После года унизительного рабства и тяжелой, почти нечеловеческой жизни корабельного гребца-кандальника, Фарзой стал любить одиночество. Оставаясь один, он словно читал заново книгу своей жизни. Казалось, последний ее год, проведенный в рабстве, был богаче событиями и переживаниями, чем все предыдущие. Можно забыть и не вспоминать о детстве, о времени учения на Родосе, о пирах Палака и собственных радостях и печалях при возвращении домой. Даже краткосрочный плен у тавров стал теперь уже далеким сном. Но вот год сидения у весла, работа в кузнице, кислая лепешка и вонючая безрукавка, в которую его нарядил Диофант, не забудутся никогда!
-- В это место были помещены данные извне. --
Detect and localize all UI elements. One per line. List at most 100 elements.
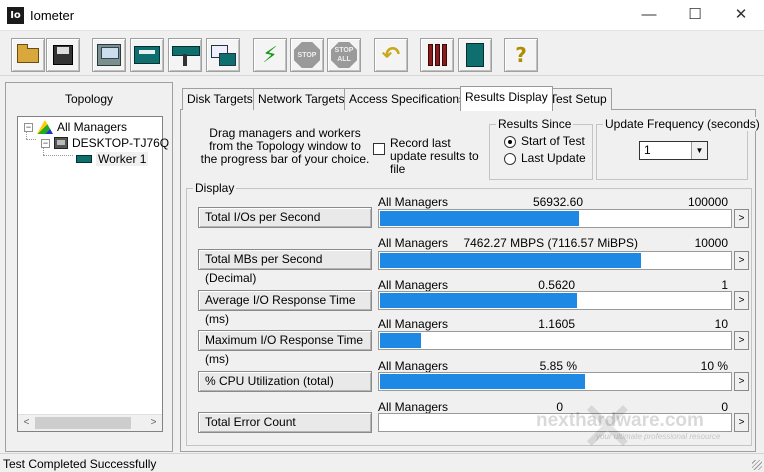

Порою князю казалось, что до рабства он не жил, а находился в полусне. И только удары бича, боль в мышцах от работы, голые мокрые доски вместо постели и холодный ветер, пронизывающий до костей, – вот что явилось началом сознательной жизни, разбудило его от сладких грез наяву. Рабство раскрыло ему глаза на ту жизнь, которую он едва ощущал, – жизнь черных людей с жесткими и умелыми руками. Теперь он как-то иначе смотрел на богатых и знатных, что кичатся дорогими одеждами, украшениями и оружием, созданными усилиями тех же искусных рук и низко склоненных голов. И в то же время знал, что все эти Мираки и Андираки, при всем их ничтожестве, насмехаются в душе над ним, бывшим рабом, видят на его руках шершавые мозоли, оставленные веслом, и презирают его за них.
Князь из рабов!.. Раб, что хочет стать опять князем!.. О, как это мучительно сознавать!..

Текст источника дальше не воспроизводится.